The Czech health care system has made significant progress in recent years and gives patients access to a large proportion of innovative medicines available in Europe. At the same time, it is under growing pressure from demographic ageing, increasing numbers of patients with chronic diseases and limited public resources.
To name the strengths, Czechia has a robust public insurance system, experienced health technology assessment, strong clinical centres and a very good track‑record in attracting clinical trials. I also believe this country is full of highly talented and very capable people. Among the weaknesses, pricing and reimbursement processes are still relatively lengthy, some prescription restrictions are overly rigid, limiting the development of therapeutic potential for a wider patient groups and the current setup of the centre‑based treatment model for many modern therapies limits capacity and creates regional inequalities in patient access. If the system is to absorb the next wave of therapies, it will be necessary to modernise financing mechanisms, expand the use of data, and evaluate innovation by its desired outcomes including total societal value rather than by the immediate impact on the annual health budget.
How do you personally manage to combine the role of the managing director of the Czech branch of a large pharmaceutical company with the role of the Chairman of the industry association Board and what does this new professional challenge mean to you?
First and foremost, I am deeply grateful and humbled that my industry colleagues have placed their trust in me and elected me as Chairman of AIFP. Naturally, combining the two roles is both a professional privilege and a great responsibility. They have common denominators that I can and will fully leverage: strong focus on patients, access to innovation and the long‑term sustainability of the healthcare system in which we operate.

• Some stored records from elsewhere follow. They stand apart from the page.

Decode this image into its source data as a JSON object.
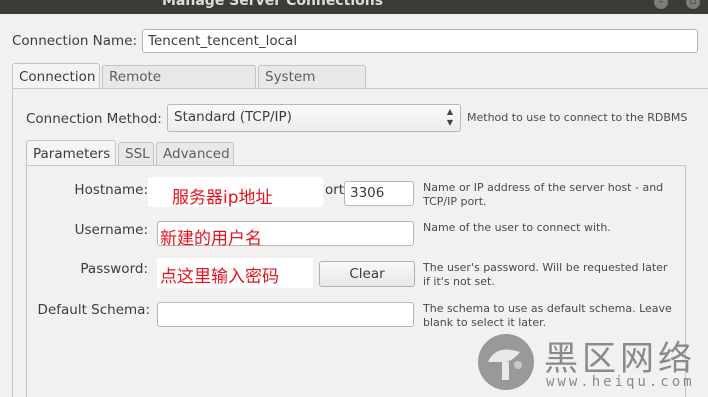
{
  "window": {
    "title": "Manage Server Connections"
  },
  "connection_name": {
    "label": "Connection Name:",
    "value": "Tencent_tencent_local"
  },
  "main_tabs": [
    {
      "label": "Connection",
      "active": true
    },
    {
      "label": "Remote Management",
      "active": false
    },
    {
      "label": "System Profile",
      "active": false
    }
  ],
  "connection_method": {
    "label": "Connection Method:",
    "value": "Standard (TCP/IP)",
    "help": "Method to use to connect to the RDBMS"
  },
  "sub_tabs": [
    {
      "label": "Parameters",
      "active": true
    },
    {
      "label": "SSL",
      "active": false
    },
    {
      "label": "Advanced",
      "active": false
    }
  ],
  "params": {
    "hostname": {
      "label": "Hostname:",
      "annotation": "服务器ip地址",
      "help": "Name or IP address of the server host - and TCP/IP port."
    },
    "port": {
      "label_fragment": "ort:",
      "value": "3306"
    },
    "username": {
      "label": "Username:",
      "annotation": "新建的用户名",
      "help": "Name of the user to connect with."
    },
    "password": {
      "label": "Password:",
      "annotation": "点这里输入密码",
      "clear_label": "Clear",
      "help": "The user's password. Will be requested later if it's not set."
    },
    "default_schema": {
      "label": "Default Schema:",
      "value": "",
      "help": "The schema to use as default schema. Leave blank to select it later."
    }
  },
  "watermark": {
    "title": "黑区网络",
    "url": "www.heiqu.com"
  },
  "colors": {
    "annotation_red": "#e8121e",
    "titlebar": "#3b3b38"
  }
}
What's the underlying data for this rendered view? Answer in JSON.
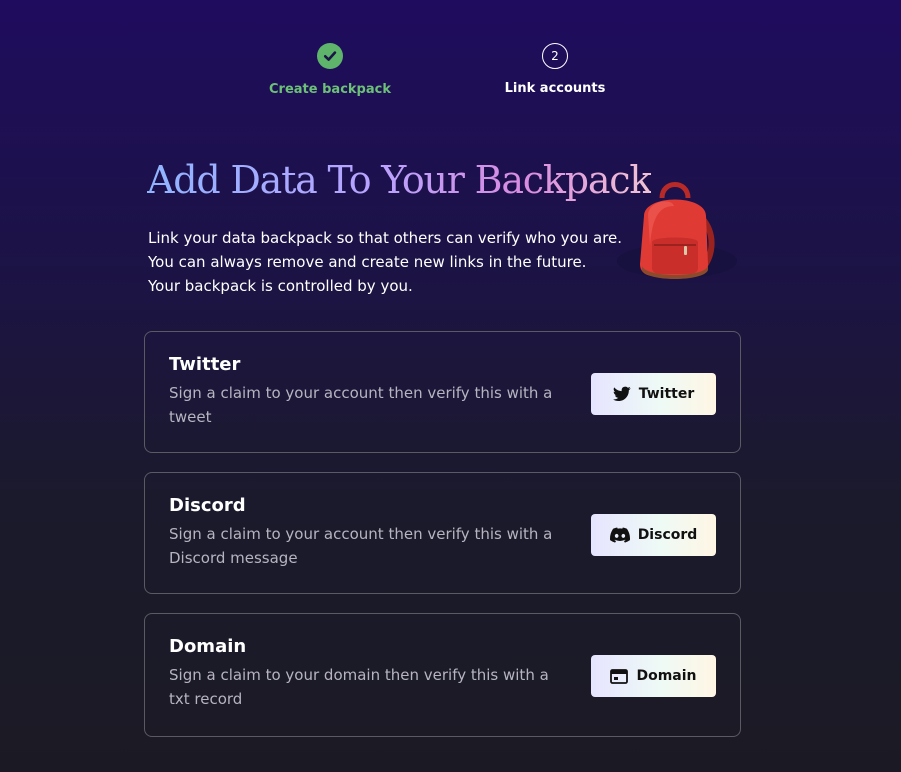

Yet, there are challenges, such as separation of roles and transparency. When speaking on behalf of AIFP, it must be clear that I represent the entire innovative industry, not one company. I also need a strong team on both sides, at MSD and within AIFP, which allows me to focus on strategic issues while relying on highly competent colleagues in operational matters. What helps me a lot is my genuine motivation: I feel a deep commitment to help building a healthier and more competitive Czechia.Acountry, where I feeldeeply fortunate to live and work in. A country, which I am greatly fond of and where my family found a second home. Leading AIFP is a natural extension of this mission.